PyTorch fixes fork_rng bug for non-CUDA devices in PR #180512

Specifying device type prevents torch.random fork_rng errors on Intel GPUs.

Deep Dive

PyTorch’s latest merge (PR #180512), authored by frost-intel and approved by guangyey and albanD, fixes a critical bug in `torch.random.fork_rng` that prevented the function from working with non-CUDA device types. The bug was inadvertently introduced by PR #177728, which updated RNG handling but omitted the `device_type` argument when calling `fork_rng` in `torch.distributions`’ `schedules.py`. This caused `fork_rng` to always default to CUDA, breaking reproducibility on devices like Intel GPUs (XPUs) and potentially other non-CUDA backends.

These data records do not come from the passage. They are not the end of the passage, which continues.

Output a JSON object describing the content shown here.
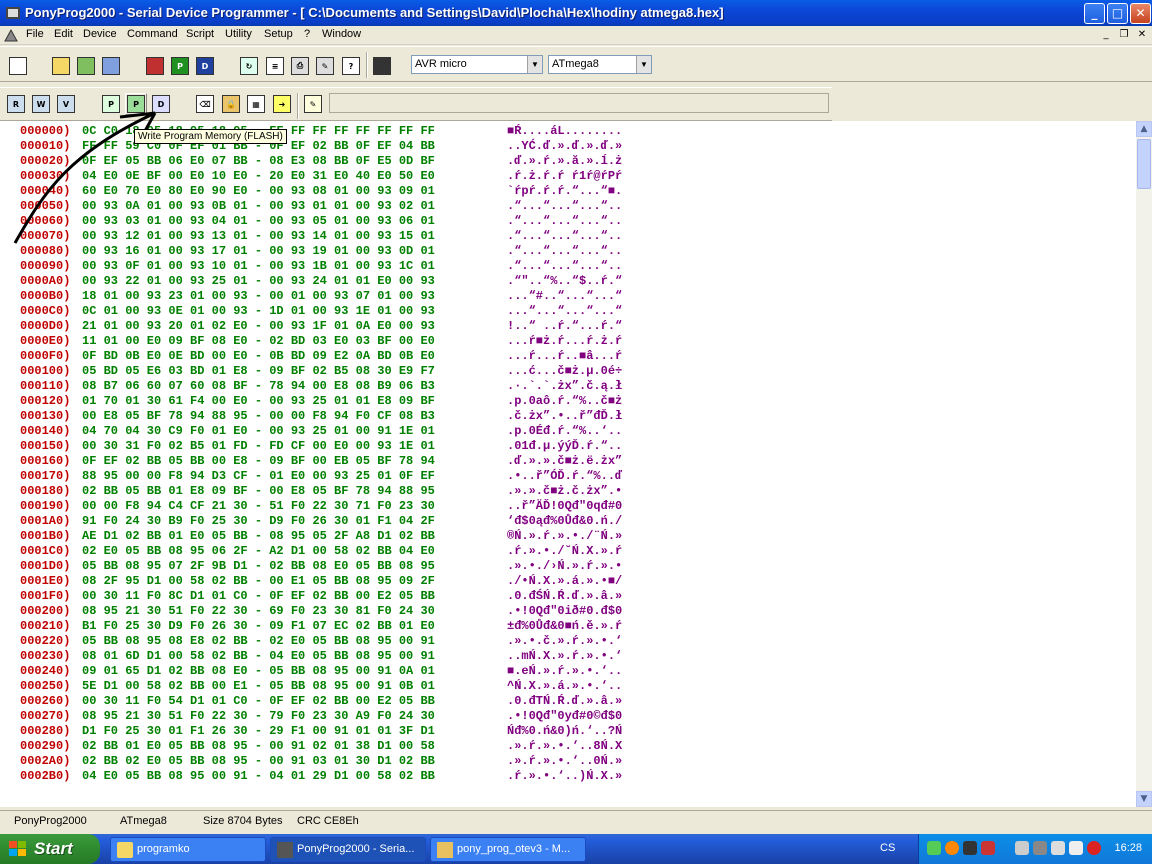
{
  "window": {
    "title": "PonyProg2000 - Serial Device Programmer - [ C:\\Documents and Settings\\David\\Plocha\\Hex\\hodiny atmega8.hex]",
    "min_label": "_",
    "max_label": "□",
    "close_label": "✕"
  },
  "menu": {
    "items": [
      "File",
      "Edit",
      "Device",
      "Command",
      "Script",
      "Utility",
      "Setup",
      "?",
      "Window"
    ],
    "mdi_min": "_",
    "mdi_restore": "❐",
    "mdi_close": "✕"
  },
  "toolbar": {
    "family_select": "AVR micro",
    "device_select": "ATmega8"
  },
  "tooltip": "Write Program Memory (FLASH)",
  "hex_rows": [
    {
      "addr": "000000)",
      "hex": "0C C0 18 95 18 95 18 95 - FF FF FF FF FF FF FF FF",
      "ascii": "■Ŕ....áL........"
    },
    {
      "addr": "000010)",
      "hex": "FF FF 59 C0 0F EF 01 BB - 0F EF 02 BB 0F EF 04 BB",
      "ascii": "..YĆ.ď.».ď.».ď.»"
    },
    {
      "addr": "000020)",
      "hex": "0F EF 05 BB 06 E0 07 BB - 08 E3 08 BB 0F E5 0D BF",
      "ascii": ".ď.».ŕ.».ă.».ĺ.ż"
    },
    {
      "addr": "000030)",
      "hex": "04 E0 0E BF 00 E0 10 E0 - 20 E0 31 E0 40 E0 50 E0",
      "ascii": ".ŕ.ż.ŕ.ŕ ŕ1ŕ@ŕPŕ"
    },
    {
      "addr": "000040)",
      "hex": "60 E0 70 E0 80 E0 90 E0 - 00 93 08 01 00 93 09 01",
      "ascii": "`ŕpŕ.ŕ.ŕ.“...“■."
    },
    {
      "addr": "000050)",
      "hex": "00 93 0A 01 00 93 0B 01 - 00 93 01 01 00 93 02 01",
      "ascii": ".“...“...“...“.."
    },
    {
      "addr": "000060)",
      "hex": "00 93 03 01 00 93 04 01 - 00 93 05 01 00 93 06 01",
      "ascii": ".“...“...“...“.."
    },
    {
      "addr": "000070)",
      "hex": "00 93 12 01 00 93 13 01 - 00 93 14 01 00 93 15 01",
      "ascii": ".“...“...“...“.."
    },
    {
      "addr": "000080)",
      "hex": "00 93 16 01 00 93 17 01 - 00 93 19 01 00 93 0D 01",
      "ascii": ".“...“...“...“.."
    },
    {
      "addr": "000090)",
      "hex": "00 93 0F 01 00 93 10 01 - 00 93 1B 01 00 93 1C 01",
      "ascii": ".“...“...“...“.."
    },
    {
      "addr": "0000A0)",
      "hex": "00 93 22 01 00 93 25 01 - 00 93 24 01 01 E0 00 93",
      "ascii": ".“\"..“%..“$..ŕ.“"
    },
    {
      "addr": "0000B0)",
      "hex": "18 01 00 93 23 01 00 93 - 00 01 00 93 07 01 00 93",
      "ascii": "...“#..“...“...“"
    },
    {
      "addr": "0000C0)",
      "hex": "0C 01 00 93 0E 01 00 93 - 1D 01 00 93 1E 01 00 93",
      "ascii": "...“...“...“...“"
    },
    {
      "addr": "0000D0)",
      "hex": "21 01 00 93 20 01 02 E0 - 00 93 1F 01 0A E0 00 93",
      "ascii": "!..“ ..ŕ.“...ŕ.“"
    },
    {
      "addr": "0000E0)",
      "hex": "11 01 00 E0 09 BF 08 E0 - 02 BD 03 E0 03 BF 00 E0",
      "ascii": "...ŕ■ż.ŕ...ŕ.ż.ŕ"
    },
    {
      "addr": "0000F0)",
      "hex": "0F BD 0B E0 0E BD 00 E0 - 0B BD 09 E2 0A BD 0B E0",
      "ascii": "...ŕ...ŕ..■â...ŕ"
    },
    {
      "addr": "000100)",
      "hex": "05 BD 05 E6 03 BD 01 E8 - 09 BF 02 B5 08 30 E9 F7",
      "ascii": "...ć...č■ż.µ.0é÷"
    },
    {
      "addr": "000110)",
      "hex": "08 B7 06 60 07 60 08 BF - 78 94 00 E8 08 B9 06 B3",
      "ascii": ".·.`.`.żx”.č.ą.ł"
    },
    {
      "addr": "000120)",
      "hex": "01 70 01 30 61 F4 00 E0 - 00 93 25 01 01 E8 09 BF",
      "ascii": ".p.0aô.ŕ.“%..č■ż"
    },
    {
      "addr": "000130)",
      "hex": "00 E8 05 BF 78 94 88 95 - 00 00 F8 94 F0 CF 08 B3",
      "ascii": ".č.żx”.•..ř”đĎ.ł"
    },
    {
      "addr": "000140)",
      "hex": "04 70 04 30 C9 F0 01 E0 - 00 93 25 01 00 91 1E 01",
      "ascii": ".p.0Éđ.ŕ.“%..‘.."
    },
    {
      "addr": "000150)",
      "hex": "00 30 31 F0 02 B5 01 FD - FD CF 00 E0 00 93 1E 01",
      "ascii": ".01đ.µ.ýýĎ.ŕ.“.."
    },
    {
      "addr": "000160)",
      "hex": "0F EF 02 BB 05 BB 00 E8 - 09 BF 00 EB 05 BF 78 94",
      "ascii": ".ď.».».č■ż.ë.żx”"
    },
    {
      "addr": "000170)",
      "hex": "88 95 00 00 F8 94 D3 CF - 01 E0 00 93 25 01 0F EF",
      "ascii": ".•..ř”ÓĎ.ŕ.“%..ď"
    },
    {
      "addr": "000180)",
      "hex": "02 BB 05 BB 01 E8 09 BF - 00 E8 05 BF 78 94 88 95",
      "ascii": ".».».č■ż.č.żx”.•"
    },
    {
      "addr": "000190)",
      "hex": "00 00 F8 94 C4 CF 21 30 - 51 F0 22 30 71 F0 23 30",
      "ascii": "..ř”ÄĎ!0Qđ\"0qđ#0"
    },
    {
      "addr": "0001A0)",
      "hex": "91 F0 24 30 B9 F0 25 30 - D9 F0 26 30 01 F1 04 2F",
      "ascii": "‘đ$0ąđ%0Ůđ&0.ń./"
    },
    {
      "addr": "0001B0)",
      "hex": "AE D1 02 BB 01 E0 05 BB - 08 95 05 2F A8 D1 02 BB",
      "ascii": "®Ń.».ŕ.».•./¨Ń.»"
    },
    {
      "addr": "0001C0)",
      "hex": "02 E0 05 BB 08 95 06 2F - A2 D1 00 58 02 BB 04 E0",
      "ascii": ".ŕ.».•./˘Ń.X.».ŕ"
    },
    {
      "addr": "0001D0)",
      "hex": "05 BB 08 95 07 2F 9B D1 - 02 BB 08 E0 05 BB 08 95",
      "ascii": ".».•./›Ń.».ŕ.».•"
    },
    {
      "addr": "0001E0)",
      "hex": "08 2F 95 D1 00 58 02 BB - 00 E1 05 BB 08 95 09 2F",
      "ascii": "./•Ń.X.».á.».•■/"
    },
    {
      "addr": "0001F0)",
      "hex": "00 30 11 F0 8C D1 01 C0 - 0F EF 02 BB 00 E2 05 BB",
      "ascii": ".0.đŚŃ.Ŕ.ď.».â.»"
    },
    {
      "addr": "000200)",
      "hex": "08 95 21 30 51 F0 22 30 - 69 F0 23 30 81 F0 24 30",
      "ascii": ".•!0Qđ\"0ið#0.đ$0"
    },
    {
      "addr": "000210)",
      "hex": "B1 F0 25 30 D9 F0 26 30 - 09 F1 07 EC 02 BB 01 E0",
      "ascii": "±đ%0Ůđ&0■ń.ě.».ŕ"
    },
    {
      "addr": "000220)",
      "hex": "05 BB 08 95 08 E8 02 BB - 02 E0 05 BB 08 95 00 91",
      "ascii": ".».•.č.».ŕ.».•.‘"
    },
    {
      "addr": "000230)",
      "hex": "08 01 6D D1 00 58 02 BB - 04 E0 05 BB 08 95 00 91",
      "ascii": "..mŃ.X.».ŕ.».•.‘"
    },
    {
      "addr": "000240)",
      "hex": "09 01 65 D1 02 BB 08 E0 - 05 BB 08 95 00 91 0A 01",
      "ascii": "■.eŃ.».ŕ.».•.‘.."
    },
    {
      "addr": "000250)",
      "hex": "5E D1 00 58 02 BB 00 E1 - 05 BB 08 95 00 91 0B 01",
      "ascii": "^Ń.X.».á.».•.‘.."
    },
    {
      "addr": "000260)",
      "hex": "00 30 11 F0 54 D1 01 C0 - 0F EF 02 BB 00 E2 05 BB",
      "ascii": ".0.đTŃ.Ŕ.ď.».â.»"
    },
    {
      "addr": "000270)",
      "hex": "08 95 21 30 51 F0 22 30 - 79 F0 23 30 A9 F0 24 30",
      "ascii": ".•!0Qđ\"0yđ#0©đ$0"
    },
    {
      "addr": "000280)",
      "hex": "D1 F0 25 30 01 F1 26 30 - 29 F1 00 91 01 01 3F D1",
      "ascii": "Ńđ%0.ń&0)ń.‘..?Ń"
    },
    {
      "addr": "000290)",
      "hex": "02 BB 01 E0 05 BB 08 95 - 00 91 02 01 38 D1 00 58",
      "ascii": ".».ŕ.».•.‘..8Ń.X"
    },
    {
      "addr": "0002A0)",
      "hex": "02 BB 02 E0 05 BB 08 95 - 00 91 03 01 30 D1 02 BB",
      "ascii": ".».ŕ.».•.‘..0Ń.»"
    },
    {
      "addr": "0002B0)",
      "hex": "04 E0 05 BB 08 95 00 91 - 04 01 29 D1 00 58 02 BB",
      "ascii": ".ŕ.».•.‘..)Ń.X.»"
    }
  ],
  "status": {
    "app": "PonyProg2000",
    "device": "ATmega8",
    "size": "Size  8704 Bytes",
    "crc": "CRC  CE8Eh"
  },
  "taskbar": {
    "start": "Start",
    "tasks": [
      "programko",
      "PonyProg2000 - Seria...",
      "pony_prog_otev3 - M..."
    ],
    "lang": "CS",
    "clock": "16:28"
  },
  "colors": {
    "address": "#c00000",
    "hex": "#008000",
    "ascii": "#800080"
  }
}
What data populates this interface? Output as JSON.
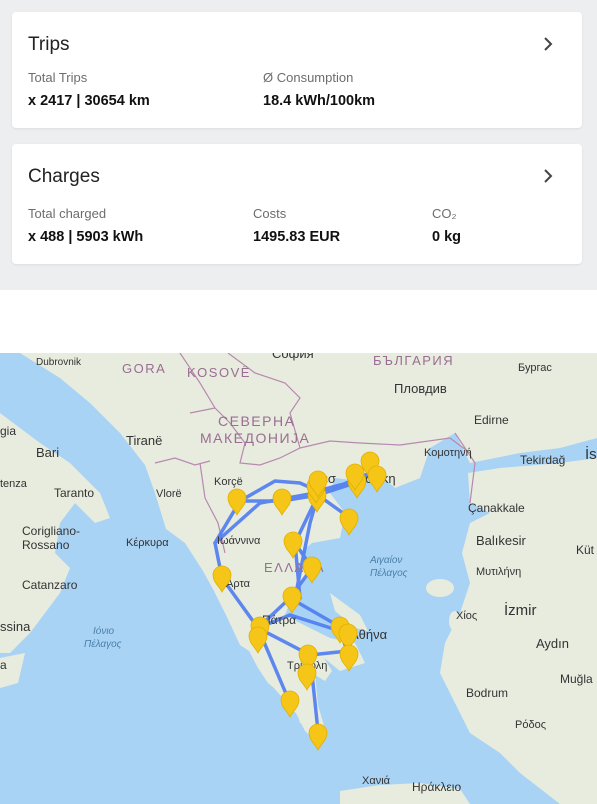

The fix modifies the `fork_rng` signature so that the `device_type` argument defaults to `None`. The implementation then infers the device type from the passed `devices` iterable. If inference fails (e.g., devices are passed as integers), it safely falls back to `'cuda'`. This preserves backward compatibility while enabling broader hardware support. The change is small but critical for the growing ecosystem of alternative accelerators PyTorch supports, including Intel, AMD, and Apple Silicon GPUs.

Key Points
  • Bug introduced by PR #177728 broke `fork_rng` for non-CUDA devices (e.g., Intel XPUs).
  • Fix changes `device_type` default to `None` and infers from devices list; falls back to 'cuda' if inference fails.
  • Approved by PyTorch core contributors (guangyey, albanD), ensuring backward compatibility.

Why It Matters

Ensures deterministic RNG across all PyTorch device backends, crucial for reproducible ML workflows on non-NVIDIA hardware.